Personally I have stopped weighing myself for a while I was becoming a bit obsessive. So if I wanted to introduce more fat into my diet would cream be a good choice since I already drink coffee and eat cereal.
 
Personally I have stopped weighing myself for a while I was becoming a bit obsessive. So if I wanted to introduce more fat into my diet would cream be a good choice since I already drink coffee and eat cereal.

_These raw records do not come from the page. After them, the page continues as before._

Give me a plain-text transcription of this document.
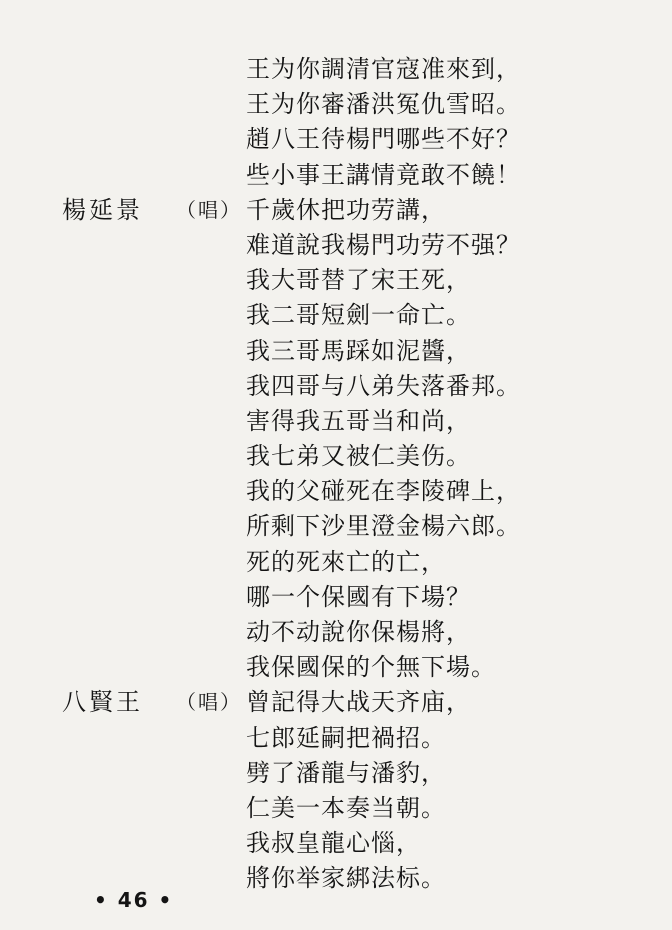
王为你調清官寇准來到，
王为你審潘洪冤仇雪昭。
趙八王待楊門哪些不好？
些小事王講情竟敢不饒！
楊延景 （唱） 千歲休把功劳講，
难道說我楊門功劳不强？
我大哥替了宋王死，
我二哥短劍一命亡。
我三哥馬踩如泥醬，
我四哥与八弟失落番邦。
害得我五哥当和尚，
我七弟又被仁美伤。
我的父碰死在李陵碑上，
所剩下沙里澄金楊六郎。
死的死來亡的亡，
哪一个保國有下場？
动不动說你保楊將，
我保國保的个無下場。
八賢王 （唱） 曾記得大战天齐庙，
七郎延嗣把禍招。
劈了潘龍与潘豹，
仁美一本奏当朝。
我叔皇龍心惱，
將你举家綁法标。
• 46 •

Cream is a good idea anywhere. And if you have the occasional bread, put a decent layer of butter on it. You said you like vegetables with meat - I like frying the vegetables in a good deal of butter or olive oil, depending on the type of vegetables. A creamy vegetable gratin is nice too. And of course coconut cream enhanced asian wok stuff is excellent.
 
Oh and one thing (you shouldn't take my advice too seriously since you appear doing fine): I've personally found it's best to have the carbs in the evening. Having carbs at breakfast made me feel hunger during the day, and not having carbs in the evening made me sometimes wake in the middle of the night not feeling sleepy anymore.
 
I had that problem with waking up early, I'll have to consider my carb intake at night maybe. Anyway thanks for the info.
 
My pants came down at the supermarket today, one of the downtrows and downsides of losing weight.
 
You really think the judge will buy that argument? Pervert :LOL:




buy a belt ;)

My boxer shorts did stay up and I tend to wear shorts without the belt loops because of my awful sense of style compelling me to wear board shorts. :cool:

Pants would suck in this weather to be honest, Chalnoth is making it hot again to punish me for doubting climate change.
 
On the 8th of December I was 79.8 KG

Today (21st) I broke down and weighed myself and I am 76.15

Total lost over 13 days = 3.65
Average a week = 1.96KG (2KG)

I feel pretty great actually. I just went for a 10.8km power walk non stop for 1 and 3/4 hours @ 6km/h.

Edit: My starting weight was 93.7KG and my earlier weight loss which I never measured was even faster than this.